The problem, in my view, can be found in a supplementary disclosure document provided by Apple. If you look at the most recent one, you’ll see that iPhone sales seem to have plateaued. While iPhone revenue grew by 20%, the number of phones sold increased only fractionally — 0.7%, to be exact. In other words, virtually all of that 20% revenue increase came from higher prices. Over the past year, the average price of an iPhone has increased from about $600 to more than $700, with several topping $1,000.
Why am I harping on this? Aren’t these price increases just more proof of Apple’s dominance, their customers’ loyalty, and the immortal magic of Steve Jobs?
In some ways, yes, this is all true. But I’m focusing on it because I see three cautionary lessons for you, as an individual investor:
1. Always look at the numbers behind the numbers. Whenever you’re looking at economic or financial data, don’t settle for simple summaries. Keep your hand on your wallet until you know what’s really going on.
2. Be wary of short-term data. This year, Apple benefited from a set of unusual circumstances: a 20% price increase, a huge corporate tax cut and a one-time “amnesty” on cash repatriation that enabled gargantuan buybacks. Realistically, these events are unlikely to repeat. As any high school student could tell you, you can’t draw a trend line through a single data point. So always, always look at long-term data before making a decision.

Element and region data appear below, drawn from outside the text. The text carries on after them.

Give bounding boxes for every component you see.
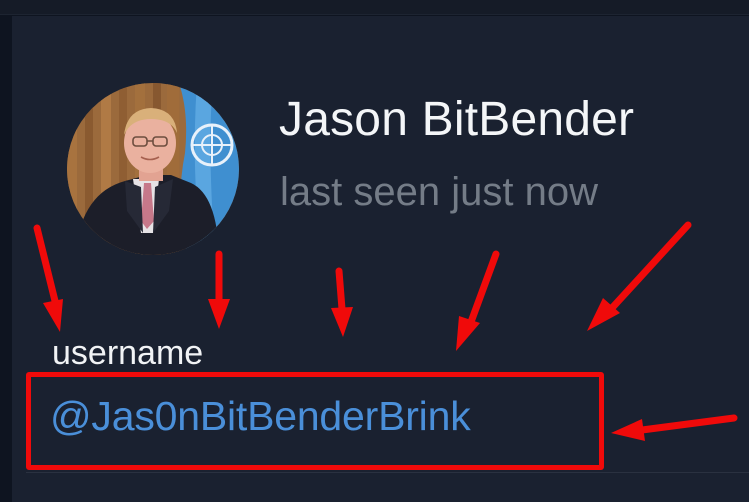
last-seen-status: last seen just now	[280, 170, 598, 214]
avatar[interactable]	[67, 83, 239, 255]
annotation-highlight-box	[26, 372, 604, 470]
username-label: username	[52, 334, 204, 372]
divider	[26, 472, 749, 473]
avatar-photo	[67, 83, 239, 255]
top-bar	[0, 0, 749, 15]
contact-name: Jason BitBender	[279, 93, 635, 146]
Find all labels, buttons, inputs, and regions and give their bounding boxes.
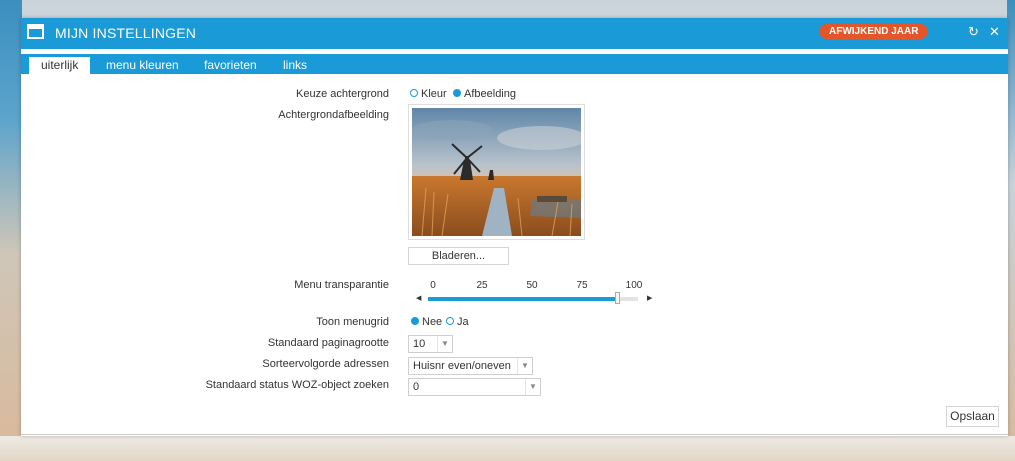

3. Remember that trees don’t grow to the sky. In defending the slowdown in iPhone unit sales, Tim Cook stated, “I don’t buy the view that the market is saturated.” I’m sure he is sincere in making that statement, but I’m also sure that the CEOs of General Motors or Sears or IBM — or BlackBerry — would have said the same thing when their companies were on top of the world the way Apple is today. To be clear, I’m not saying that Apple is over the hill; I’m just saying it’s important to avoid loving an investment so much that you lose objectivity.